Different people focused on different aspects of Netanyahu's speech. What stood out for me, however, was his reference to the occupied territory of the West Bank as "Judea and Samaria". He said, "In Judea and Samaria, Jewish people are not foreign occupiers. We are not British in India. We are not Belgians in Congo. This is the land of our forefathers, the land of Israel."

Here, Netanyahu appears to be promoting the concept that historical Palestine, including the West Bank (in his words "Judea and Samaria"), belongs to Israel, but because non-Jews, i.e. Palestinians, happen to live there and because Israel wants to maintain a purely Jewish state, he will "agree" to assign parts of Judea and Samaria as an autonomous area for Palestinians. The size of this part will be determined by Israel in accordance with its security needs and might even be called a state. That, in Netanyahu's eyes, would be the implementation of the two-state solution.

Needless to say, Palestinians are coming from a completely different concept. Israel's presence in and control of the Gaza Strip and West Bank, including East Jerusalem, is illegal. The United Nations referred to it as an illegal, belligerent, military occupation that must come to an end along the 1967 borders in order to allow the Palestinian people to enjoy their basic right of self-determination through the establishment of an independent state.

Netanyahu's reference to the West Bank as "Judea and Samaria" and "the land of our forefathers" reminds Palestinians that all of historic Palestine was once their homeland, where they lived as a majority for millennia until the last 63 years. The kind of rhetoric that we heard from Netanyahu, backed by the Congress, only reinforces the call of Palestinians, most of whom are refugees, to regain their right to return to their homeland. Netanyahu's references are completely incompatible with the two-state solution derived from and based on international legality, which sees the 1967 borders as the borders of Israel and the future Palestinian state. Either both parties allow each other to base their vision of the solution on historical and religious considerations (where both sides can argue their connection to historical Palestine) or both parties must agree to compromise their respective rights on the basis of international references.

Israel cannot continue having its cake and eating it, too. Nor can it continue to be selective in how it argues for its needs.

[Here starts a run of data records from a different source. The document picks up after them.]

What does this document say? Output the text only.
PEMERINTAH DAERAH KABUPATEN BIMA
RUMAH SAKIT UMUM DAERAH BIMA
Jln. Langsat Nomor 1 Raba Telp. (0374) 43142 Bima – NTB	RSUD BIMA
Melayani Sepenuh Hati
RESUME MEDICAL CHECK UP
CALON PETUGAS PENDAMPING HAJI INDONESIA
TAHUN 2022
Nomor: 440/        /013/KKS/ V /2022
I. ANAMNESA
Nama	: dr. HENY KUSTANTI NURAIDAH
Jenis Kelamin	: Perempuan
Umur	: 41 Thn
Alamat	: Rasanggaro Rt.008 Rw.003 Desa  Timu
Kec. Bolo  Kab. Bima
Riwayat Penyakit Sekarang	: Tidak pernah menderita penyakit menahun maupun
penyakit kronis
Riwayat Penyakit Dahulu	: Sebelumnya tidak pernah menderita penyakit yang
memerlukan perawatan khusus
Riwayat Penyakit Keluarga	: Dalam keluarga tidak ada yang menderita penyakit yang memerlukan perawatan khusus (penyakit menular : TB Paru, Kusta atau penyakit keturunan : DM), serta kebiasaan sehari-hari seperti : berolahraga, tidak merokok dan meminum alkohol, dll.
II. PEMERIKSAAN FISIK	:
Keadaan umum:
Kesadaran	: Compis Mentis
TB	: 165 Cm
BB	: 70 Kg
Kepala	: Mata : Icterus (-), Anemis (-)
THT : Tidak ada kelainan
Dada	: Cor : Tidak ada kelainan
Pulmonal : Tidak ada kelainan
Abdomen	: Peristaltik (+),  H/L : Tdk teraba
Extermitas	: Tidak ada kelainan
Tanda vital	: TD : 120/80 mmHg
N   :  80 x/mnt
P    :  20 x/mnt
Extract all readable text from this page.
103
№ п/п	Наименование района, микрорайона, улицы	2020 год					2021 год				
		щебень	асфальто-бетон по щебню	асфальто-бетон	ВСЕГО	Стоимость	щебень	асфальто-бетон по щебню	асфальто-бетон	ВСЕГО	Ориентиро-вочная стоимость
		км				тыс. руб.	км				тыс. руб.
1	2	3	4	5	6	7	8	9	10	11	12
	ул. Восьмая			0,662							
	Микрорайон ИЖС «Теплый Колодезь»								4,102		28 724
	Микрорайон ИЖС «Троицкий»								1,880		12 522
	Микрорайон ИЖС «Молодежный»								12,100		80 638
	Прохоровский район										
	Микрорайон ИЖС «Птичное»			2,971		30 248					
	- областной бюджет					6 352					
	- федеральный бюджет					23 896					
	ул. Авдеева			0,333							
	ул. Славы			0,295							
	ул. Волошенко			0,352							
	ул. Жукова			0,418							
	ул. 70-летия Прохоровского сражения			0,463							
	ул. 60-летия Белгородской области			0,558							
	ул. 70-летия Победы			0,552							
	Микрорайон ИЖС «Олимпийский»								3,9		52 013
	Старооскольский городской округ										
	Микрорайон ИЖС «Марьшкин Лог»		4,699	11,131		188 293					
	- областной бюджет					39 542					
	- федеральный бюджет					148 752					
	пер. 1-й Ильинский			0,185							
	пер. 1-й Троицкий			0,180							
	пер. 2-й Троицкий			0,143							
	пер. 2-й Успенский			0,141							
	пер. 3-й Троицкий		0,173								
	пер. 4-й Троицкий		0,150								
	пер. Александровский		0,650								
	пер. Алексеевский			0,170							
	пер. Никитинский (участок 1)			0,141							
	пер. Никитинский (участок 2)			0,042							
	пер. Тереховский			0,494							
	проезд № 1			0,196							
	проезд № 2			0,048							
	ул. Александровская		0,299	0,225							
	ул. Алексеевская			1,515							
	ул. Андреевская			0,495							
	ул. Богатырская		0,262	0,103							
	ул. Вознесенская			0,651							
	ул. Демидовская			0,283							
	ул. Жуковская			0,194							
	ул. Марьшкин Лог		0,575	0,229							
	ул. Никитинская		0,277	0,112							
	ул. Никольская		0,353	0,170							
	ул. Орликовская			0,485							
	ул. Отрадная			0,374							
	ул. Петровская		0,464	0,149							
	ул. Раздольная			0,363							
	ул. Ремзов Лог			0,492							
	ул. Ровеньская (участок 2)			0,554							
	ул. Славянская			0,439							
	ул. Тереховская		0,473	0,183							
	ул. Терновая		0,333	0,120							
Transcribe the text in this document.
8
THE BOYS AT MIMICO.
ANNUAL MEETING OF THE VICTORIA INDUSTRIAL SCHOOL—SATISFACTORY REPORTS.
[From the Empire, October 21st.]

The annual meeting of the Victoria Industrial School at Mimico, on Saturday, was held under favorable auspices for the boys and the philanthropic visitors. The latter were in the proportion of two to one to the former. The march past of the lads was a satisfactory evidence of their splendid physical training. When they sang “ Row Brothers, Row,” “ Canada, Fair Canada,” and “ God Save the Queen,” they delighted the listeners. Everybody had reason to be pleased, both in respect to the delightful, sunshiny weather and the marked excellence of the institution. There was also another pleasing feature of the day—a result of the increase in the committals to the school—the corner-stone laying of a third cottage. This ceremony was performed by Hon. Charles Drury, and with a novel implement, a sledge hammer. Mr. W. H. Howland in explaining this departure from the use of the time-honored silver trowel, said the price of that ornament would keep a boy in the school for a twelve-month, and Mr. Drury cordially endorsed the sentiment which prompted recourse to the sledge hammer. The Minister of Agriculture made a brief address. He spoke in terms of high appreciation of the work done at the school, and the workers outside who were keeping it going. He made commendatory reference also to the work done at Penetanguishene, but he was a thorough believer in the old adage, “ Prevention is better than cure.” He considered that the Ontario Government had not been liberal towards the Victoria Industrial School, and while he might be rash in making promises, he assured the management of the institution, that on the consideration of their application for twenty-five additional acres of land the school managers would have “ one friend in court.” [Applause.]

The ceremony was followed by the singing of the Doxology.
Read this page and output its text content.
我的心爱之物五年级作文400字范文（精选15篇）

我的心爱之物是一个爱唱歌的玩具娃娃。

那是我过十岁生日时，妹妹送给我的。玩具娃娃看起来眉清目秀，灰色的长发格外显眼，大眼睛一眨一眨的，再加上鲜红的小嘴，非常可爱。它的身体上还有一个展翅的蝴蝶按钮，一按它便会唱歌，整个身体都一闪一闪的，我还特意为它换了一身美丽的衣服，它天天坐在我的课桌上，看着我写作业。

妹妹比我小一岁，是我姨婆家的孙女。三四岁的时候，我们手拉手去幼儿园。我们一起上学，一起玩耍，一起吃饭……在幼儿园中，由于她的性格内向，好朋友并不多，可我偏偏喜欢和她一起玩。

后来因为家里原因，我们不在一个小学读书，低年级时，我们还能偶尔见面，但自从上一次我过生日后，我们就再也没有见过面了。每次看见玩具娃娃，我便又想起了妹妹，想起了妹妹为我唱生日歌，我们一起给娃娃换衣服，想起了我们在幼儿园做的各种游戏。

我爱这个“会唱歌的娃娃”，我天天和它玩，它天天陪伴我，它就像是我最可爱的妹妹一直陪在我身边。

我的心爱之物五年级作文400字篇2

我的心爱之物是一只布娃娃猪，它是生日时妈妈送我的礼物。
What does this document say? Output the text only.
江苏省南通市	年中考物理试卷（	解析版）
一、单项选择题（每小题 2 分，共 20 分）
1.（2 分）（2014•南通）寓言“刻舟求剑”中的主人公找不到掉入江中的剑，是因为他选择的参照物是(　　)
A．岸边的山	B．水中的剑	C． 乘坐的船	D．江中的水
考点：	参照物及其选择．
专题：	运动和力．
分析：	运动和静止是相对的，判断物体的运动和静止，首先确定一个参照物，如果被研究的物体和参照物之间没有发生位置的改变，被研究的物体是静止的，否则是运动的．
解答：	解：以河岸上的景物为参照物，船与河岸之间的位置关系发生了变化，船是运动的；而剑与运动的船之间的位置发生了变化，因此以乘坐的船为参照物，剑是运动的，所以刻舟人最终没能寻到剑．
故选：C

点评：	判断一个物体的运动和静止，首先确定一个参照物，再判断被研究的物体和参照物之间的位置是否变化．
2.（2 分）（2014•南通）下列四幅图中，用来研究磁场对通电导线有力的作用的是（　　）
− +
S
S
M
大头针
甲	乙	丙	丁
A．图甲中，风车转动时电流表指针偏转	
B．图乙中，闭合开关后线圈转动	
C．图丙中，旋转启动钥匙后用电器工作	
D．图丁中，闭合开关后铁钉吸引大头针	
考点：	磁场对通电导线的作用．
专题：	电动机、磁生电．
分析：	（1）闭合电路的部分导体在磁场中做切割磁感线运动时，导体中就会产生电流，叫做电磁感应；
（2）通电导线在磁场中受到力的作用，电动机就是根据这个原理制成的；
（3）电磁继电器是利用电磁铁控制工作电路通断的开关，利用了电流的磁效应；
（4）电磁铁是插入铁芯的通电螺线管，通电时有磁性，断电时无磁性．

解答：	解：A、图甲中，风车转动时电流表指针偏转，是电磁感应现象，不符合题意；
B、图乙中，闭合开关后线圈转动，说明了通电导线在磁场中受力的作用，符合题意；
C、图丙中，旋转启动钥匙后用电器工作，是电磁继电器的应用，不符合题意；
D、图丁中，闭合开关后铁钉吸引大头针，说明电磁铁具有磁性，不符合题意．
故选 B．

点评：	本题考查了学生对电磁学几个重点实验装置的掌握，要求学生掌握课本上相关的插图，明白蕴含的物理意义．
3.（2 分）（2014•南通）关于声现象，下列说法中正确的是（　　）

The weight of history and religion can either be guaranteed to both sides or compromised by both.

In conclusion, the only way Palestinians were able to explain the unusual reaction of the US Congress is the representatives' need for money and votes from the US Jewish community in the coming elections. Netanyahu's speech confirmed our fears that the politics and ideology of this Israeli government and prime minister are not compatible with that of the international community, international legality and the agreed-upon terms of reference of the peace process, including the roadmap issued by the Quartet and adopted by the UN Security Council.

Thus, Palestinians have no choice but to ask for a paradigm shift in handling the conflict, moving from the bilateral approach that Israel is abusing to a multilateral one in the United Nations.